A developer writing on DEV.to has dropped a raw, unfiltered look at what happens when you actually ship production work alongside an AI agent—and it's not the seamless future the vendors promised. The author describes a workflow where they handle real experience, judgment calls, and final sign-off while the agent assists with drafting. Every source gets verified. Every claim gets checked. And somehow, mistakes still slip through.
The Human-in-the-Loop Reality Check
The piece cuts through the hype by showing exactly what breaks when you trust an AI to handle substantive work without constant supervision. Rather than relying on the agent's outputs wholesale, the author maintains ownership of quality control—essentially acting as a meatspace safeguard against hallucinated references and logical gaps. The behind-the-scenes log appended to the article pulls back the curtain on errors that were caught during production itself, including mistakes made while writing about AI mistakes.

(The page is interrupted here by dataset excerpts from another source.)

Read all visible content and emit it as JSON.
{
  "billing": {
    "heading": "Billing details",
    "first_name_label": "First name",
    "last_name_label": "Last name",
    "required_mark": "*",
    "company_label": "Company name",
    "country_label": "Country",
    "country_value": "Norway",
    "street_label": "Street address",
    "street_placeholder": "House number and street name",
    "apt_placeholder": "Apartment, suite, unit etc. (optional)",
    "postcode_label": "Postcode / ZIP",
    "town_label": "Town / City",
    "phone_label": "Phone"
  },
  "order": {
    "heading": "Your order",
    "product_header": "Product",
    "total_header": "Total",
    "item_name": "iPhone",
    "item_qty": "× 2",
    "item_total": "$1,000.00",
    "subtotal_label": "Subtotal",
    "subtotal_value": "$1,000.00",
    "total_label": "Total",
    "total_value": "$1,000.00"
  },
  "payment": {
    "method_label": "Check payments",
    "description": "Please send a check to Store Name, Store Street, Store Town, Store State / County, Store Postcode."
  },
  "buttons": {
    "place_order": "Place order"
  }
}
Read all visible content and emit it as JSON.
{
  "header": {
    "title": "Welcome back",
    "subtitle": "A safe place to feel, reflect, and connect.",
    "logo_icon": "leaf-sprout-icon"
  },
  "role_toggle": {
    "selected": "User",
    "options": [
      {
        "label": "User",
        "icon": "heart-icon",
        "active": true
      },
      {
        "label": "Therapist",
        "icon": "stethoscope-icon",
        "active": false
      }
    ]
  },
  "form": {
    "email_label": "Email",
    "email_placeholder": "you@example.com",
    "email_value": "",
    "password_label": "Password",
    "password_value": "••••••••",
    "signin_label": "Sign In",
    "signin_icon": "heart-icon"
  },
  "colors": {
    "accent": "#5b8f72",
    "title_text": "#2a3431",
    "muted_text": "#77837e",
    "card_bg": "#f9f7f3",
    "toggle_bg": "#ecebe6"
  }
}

Why Context Windows Are Just Part of the Problem
The "yesterday's mistakes" framing points to something deeper than context window limitations. Even when agents have access to recent conversation history, they struggle with pattern recognition across sessions. The author notes that verification work—which should be automated—still falls on human shoulders because there's no reliable way to trust the agent's cross-reference capabilities. This isn't a tooling problem. It's an architectural limitation baked into how these systems handle persistent state.
The Verification Tax
What stands out is the explicit acknowledgment that using AI for substantive work comes with a verification tax—overhead that doesn't disappear just because you have an agent in your stack. Every claim needs sourcing. Every draft needs fact-checking. The agent can generate words fast, but someone still has to make sure those words aren't garbage. For teams betting on AI to accelerate development, this piece serves as a reality check: the speed gains from auto-drafting get partially eaten by the rigor required to ship without embarrassing yourself.
Key Takeaways
- AI agents excel at generating drafts; they fail at guaranteeing correctness across sessions
- Human oversight isn't optional—it's the actual bottleneck in AI-assisted workflows
- The behind-the-scenes log pattern (publishing what went wrong) is gaining traction as a trust signal
- Verification overhead partially negates speed gains from auto-drafting
The Bottom Line
This article won't win points for optimism, but it wins on honesty: shipping with AI agents means accepting that "good enough" drafts still need human judgment before they touch production. If you're not ready to own every error your agent makes, you're not ready to trust it.